YouTube, the video platform owned by Alphabet Inc., is testing a new hub of free, ad-supported streaming channels as it looks to expand its ambitions in video and become a go-to destination across various streaming formats and genres. The company is in talks with entertainment companies about featuring their shows and movies in the hub of cable-like channels and is testing the concept with a small number of media partners. It is expected to launch the offering more broadly later this year.
The new hub, known as “FAST” in the media industry, would put YouTube in competition with players such as Roku Inc., Paramount Global’s Pluto TV, and Fox Corp.’s Tubi. YouTube is also looking to become a one-stop-shop for streaming services by selling the streaming services of other companies, like Paramount+ and Showtime, in a marketplace. This move comes amid a slowdown in advertising for the company.
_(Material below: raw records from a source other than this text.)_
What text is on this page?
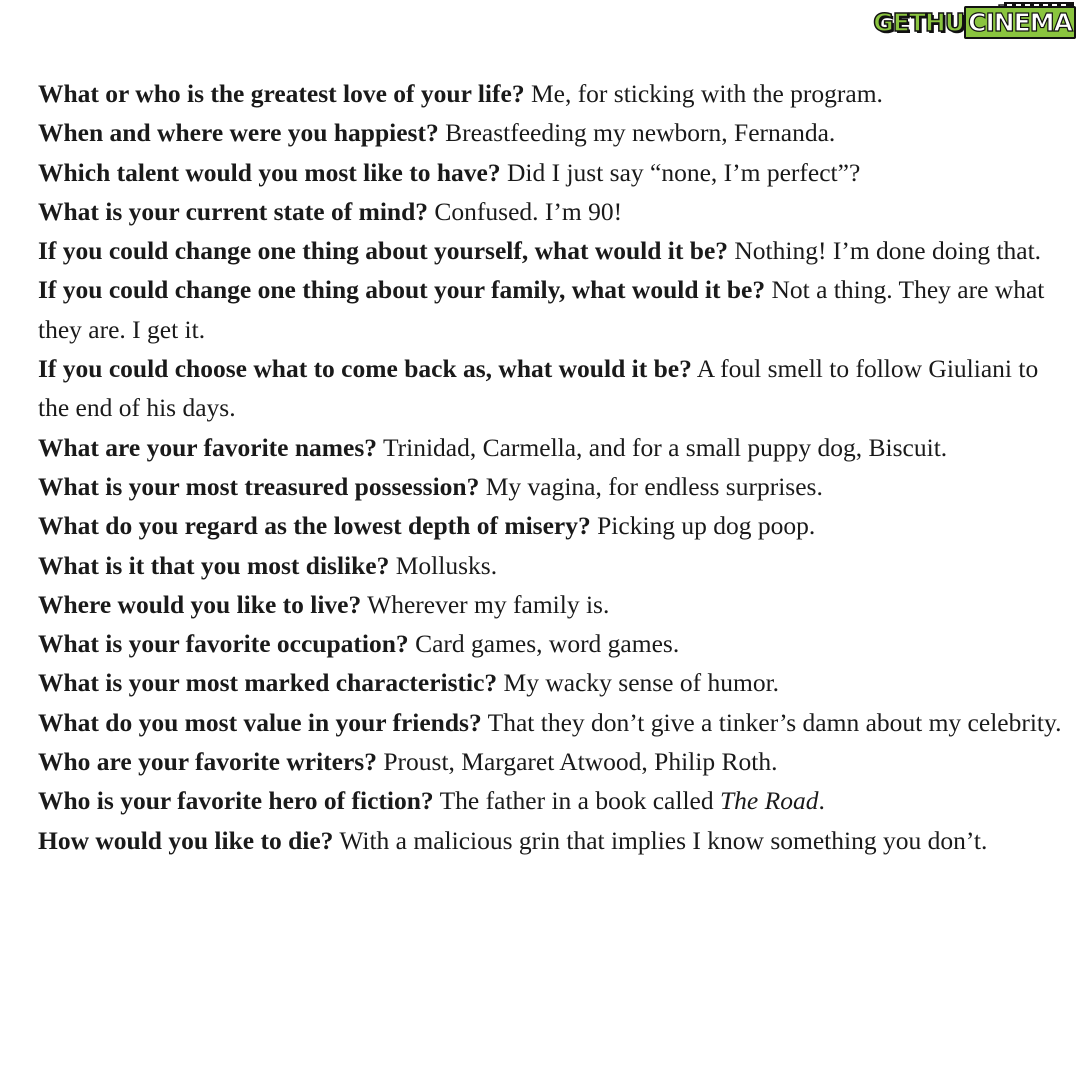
GETHU CINEMA

What or who is the greatest love of your life? Me, for sticking with the program.

When and where were you happiest? Breastfeeding my newborn, Fernanda.

Which talent would you most like to have? Did I just say “none, I’m perfect”?

What is your current state of mind? Confused. I’m 90!

If you could change one thing about yourself, what would it be? Nothing! I’m done doing that.

If you could change one thing about your family, what would it be? Not a thing. They are what they are. I get it.

If you could choose what to come back as, what would it be? A foul smell to follow Giuliani to the end of his days.

What are your favorite names? Trinidad, Carmella, and for a small puppy dog, Biscuit.

What is your most treasured possession? My vagina, for endless surprises.

What do you regard as the lowest depth of misery? Picking up dog poop.

What is it that you most dislike? Mollusks.

Where would you like to live? Wherever my family is.

What is your favorite occupation? Card games, word games.

What is your most marked characteristic? My wacky sense of humor.

What do you most value in your friends? That they don’t give a tinker’s damn about my celebrity.

Who are your favorite writers? Proust, Margaret Atwood, Philip Roth.

Who is your favorite hero of fiction? The father in a book called The Road.

How would you like to die? With a malicious grin that implies I know something you don’t.
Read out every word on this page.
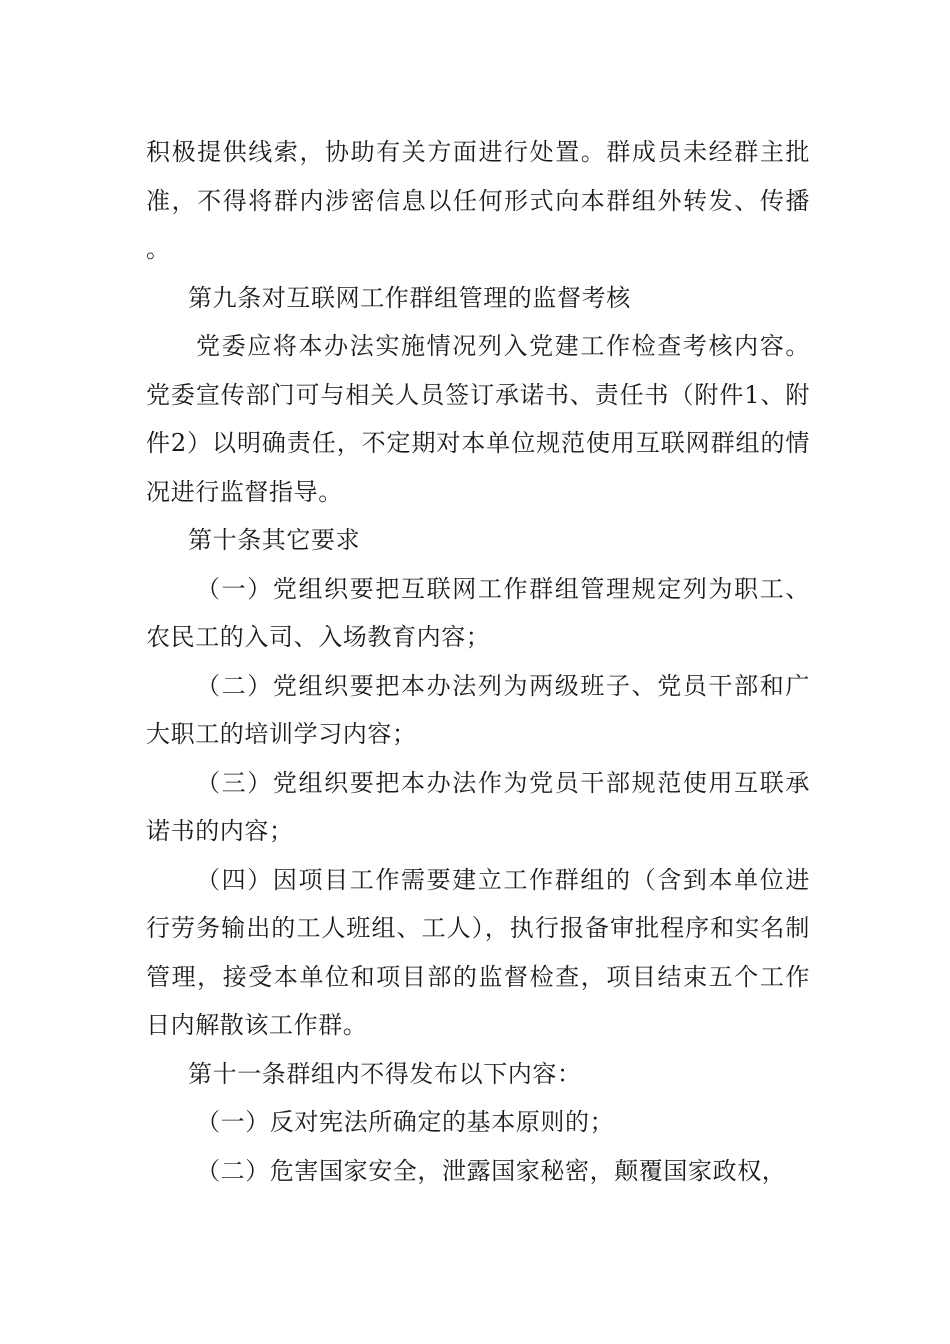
积极提供线索，协助有关方面进行处置。群成员未经群主批准，不得将群内涉密信息以任何形式向本群组外转发、传播。

第九条对互联网工作群组管理的监督考核

党委应将本办法实施情况列入党建工作检查考核内容。党委宣传部门可与相关人员签订承诺书、责任书（附件1、附件2）以明确责任，不定期对本单位规范使用互联网群组的情况进行监督指导。

第十条其它要求

（一）党组织要把互联网工作群组管理规定列为职工、农民工的入司、入场教育内容；

（二）党组织要把本办法列为两级班子、党员干部和广大职工的培训学习内容；

（三）党组织要把本办法作为党员干部规范使用互联承诺书的内容；

（四）因项目工作需要建立工作群组的（含到本单位进行劳务输出的工人班组、工人），执行报备审批程序和实名制管理，接受本单位和项目部的监督检查，项目结束五个工作日内解散该工作群。

第十一条群组内不得发布以下内容：

（一）反对宪法所确定的基本原则的；

（二）危害国家安全，泄露国家秘密，颠覆国家政权，
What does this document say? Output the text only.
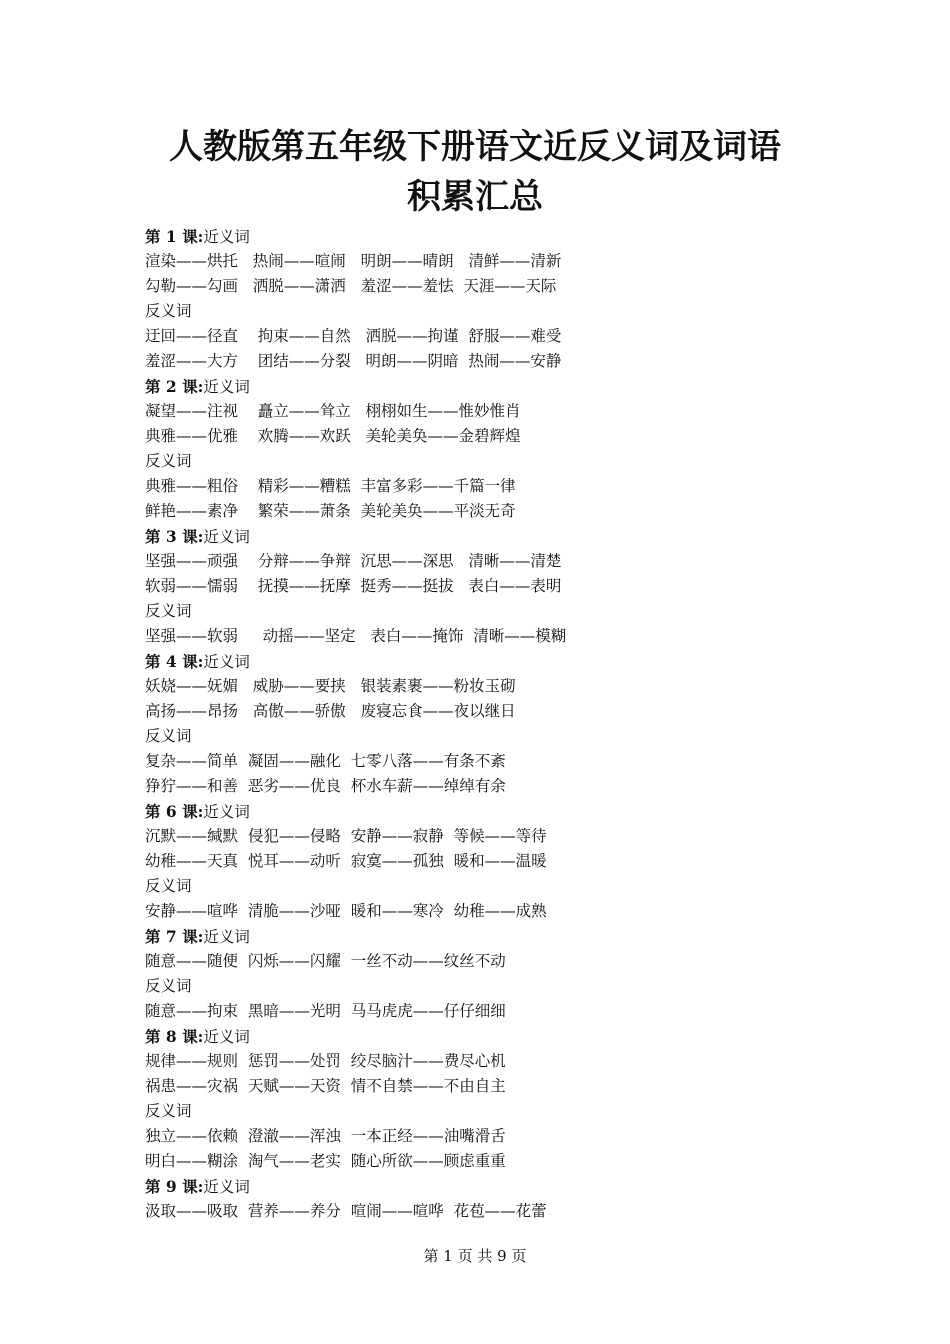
人教版第五年级下册语文近反义词及词语
积累汇总
第 1 课:近义词
渲染——烘托   热闹——喧闹   明朗——晴朗   清鲜——清新
勾勒——勾画   洒脱——潇洒   羞涩——羞怯  天涯——天际
反义词
迂回——径直    拘束——自然   洒脱——拘谨  舒服——难受
羞涩——大方    团结——分裂   明朗——阴暗  热闹——安静
第 2 课:近义词
凝望——注视    矗立——耸立   栩栩如生——惟妙惟肖
典雅——优雅    欢腾——欢跃   美轮美奂——金碧辉煌
反义词
典雅——粗俗    精彩——糟糕  丰富多彩——千篇一律
鲜艳——素净    繁荣——萧条  美轮美奂——平淡无奇
第 3 课:近义词
坚强——顽强    分辩——争辩  沉思——深思   清晰——清楚
软弱——懦弱    抚摸——抚摩  挺秀——挺拔   表白——表明
反义词
坚强——软弱     动摇——坚定   表白——掩饰  清晰——模糊
第 4 课:近义词
妖娆——妩媚   威胁——要挟   银装素裹——粉妆玉砌
高扬——昂扬   高傲——骄傲   废寝忘食——夜以继日
反义词
复杂——简单  凝固——融化  七零八落——有条不紊
狰狞——和善  恶劣——优良  杯水车薪——绰绰有余
第 6 课:近义词
沉默——缄默  侵犯——侵略  安静——寂静  等候——等待
幼稚——天真  悦耳——动听  寂寞——孤独  暖和——温暖
反义词
安静——喧哗  清脆——沙哑  暖和——寒冷  幼稚——成熟
第 7 课:近义词
随意——随便  闪烁——闪耀  一丝不动——纹丝不动
反义词
随意——拘束  黑暗——光明  马马虎虎——仔仔细细
第 8 课:近义词
规律——规则  惩罚——处罚  绞尽脑汁——费尽心机
祸患——灾祸  天赋——天资  情不自禁——不由自主
反义词
独立——依赖  澄澈——浑浊  一本正经——油嘴滑舌
明白——糊涂  淘气——老实  随心所欲——顾虑重重
第 9 课:近义词
汲取——吸取  营养——养分  喧闹——喧哗  花苞——花蕾
第 1 页 共 9 页
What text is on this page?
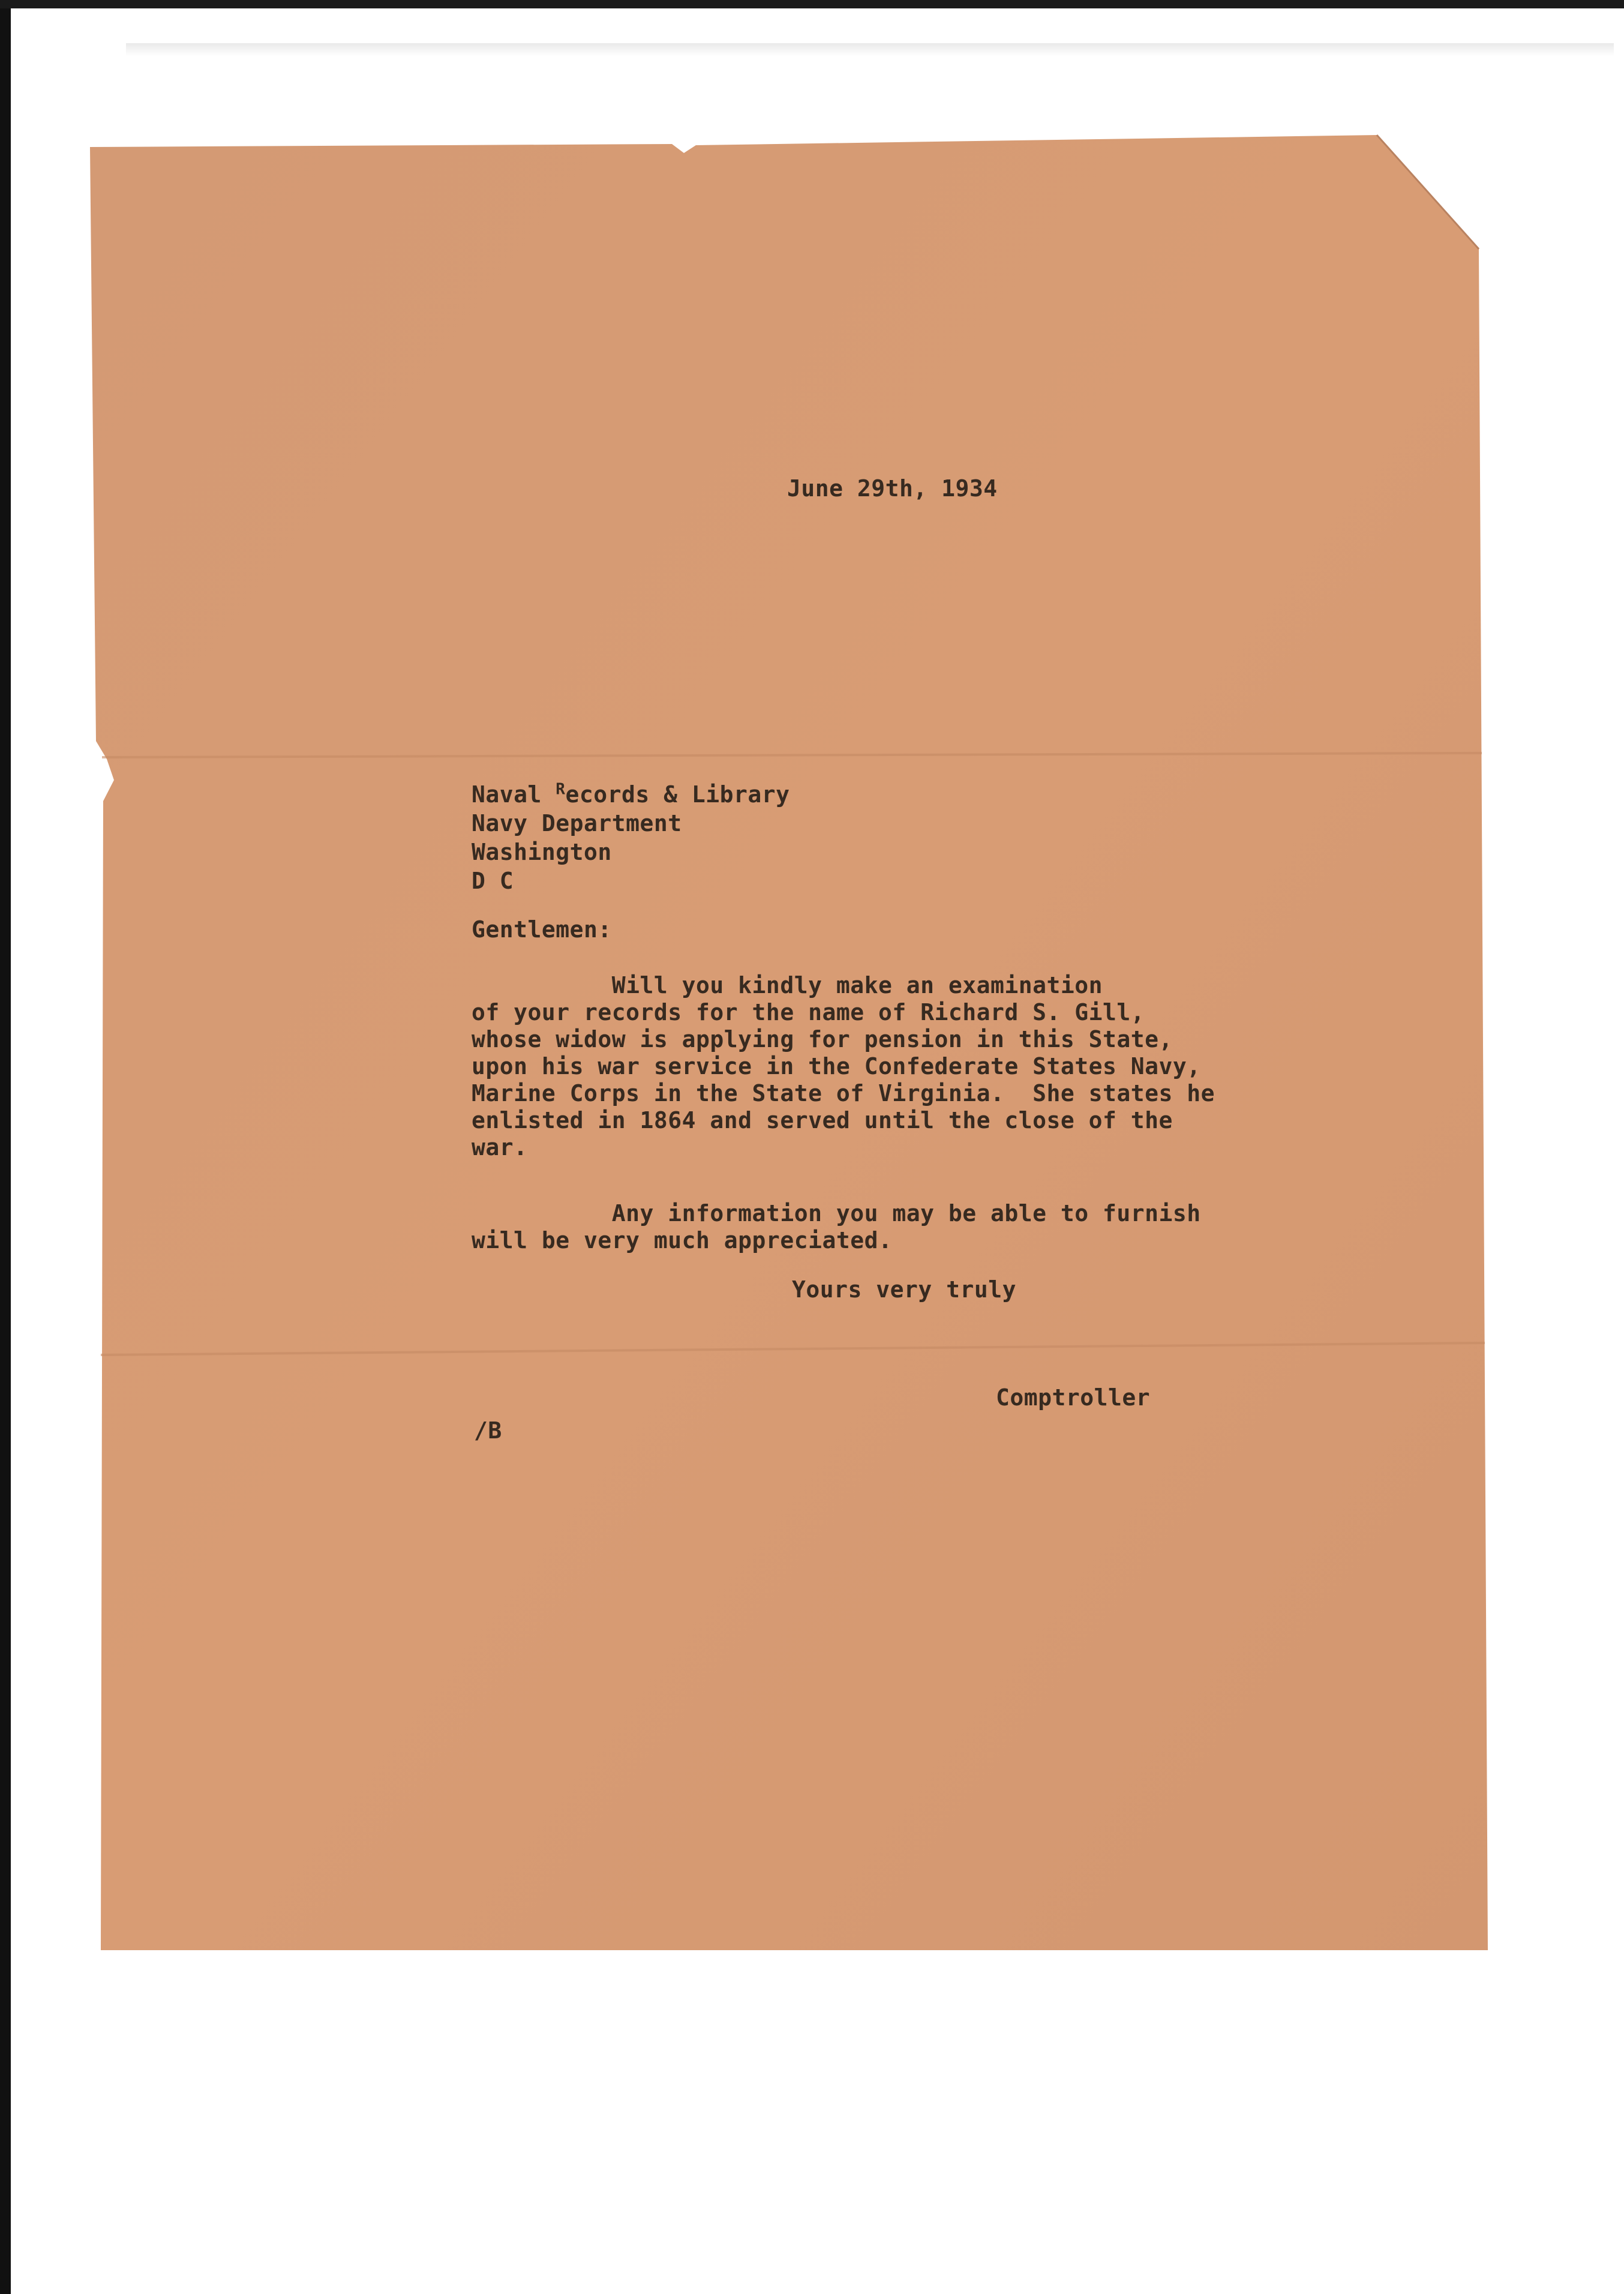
June 29th, 1934
Naval $^R$ecords & Library
Navy Department
Washington
D C
Gentlemen:
Will you kindly make an examination
of your records for the name of Richard S. Gill,
whose widow is applying for pension in this State,
upon his war service in the Confederate States Navy,
Marine Corps in the State of Virginia.  She states he
enlisted in 1864 and served until the close of the
war.
Any information you may be able to furnish
will be very much appreciated.
Yours very truly
Comptroller
/B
Free, ad-supported TV services typically allow users to peruse a list of channels, as they would on cable TV, and dip in and out of content that is already playing. Ad revenue from this type of service is expected to rise from $4 billion in 2022 to $9 billion by 2026, according to S&P Global Market Intelligence.
YouTube has discussed taking a cut of ad revenue from the new hub that would be similar to its traditional arrangement with content creators, under which it gets 45% and allows the programmers to keep 55%. This move makes sense for YouTube given the success other companies have had in the space.
The company has also recently launched other streaming initiatives, such as its Primetime Channels streaming service store and its deal to pay about $2 billion a year for rights to the National Football League’s Sunday Ticket franchise. Additionally, YouTube already offers its own paid streaming service, YouTube TV.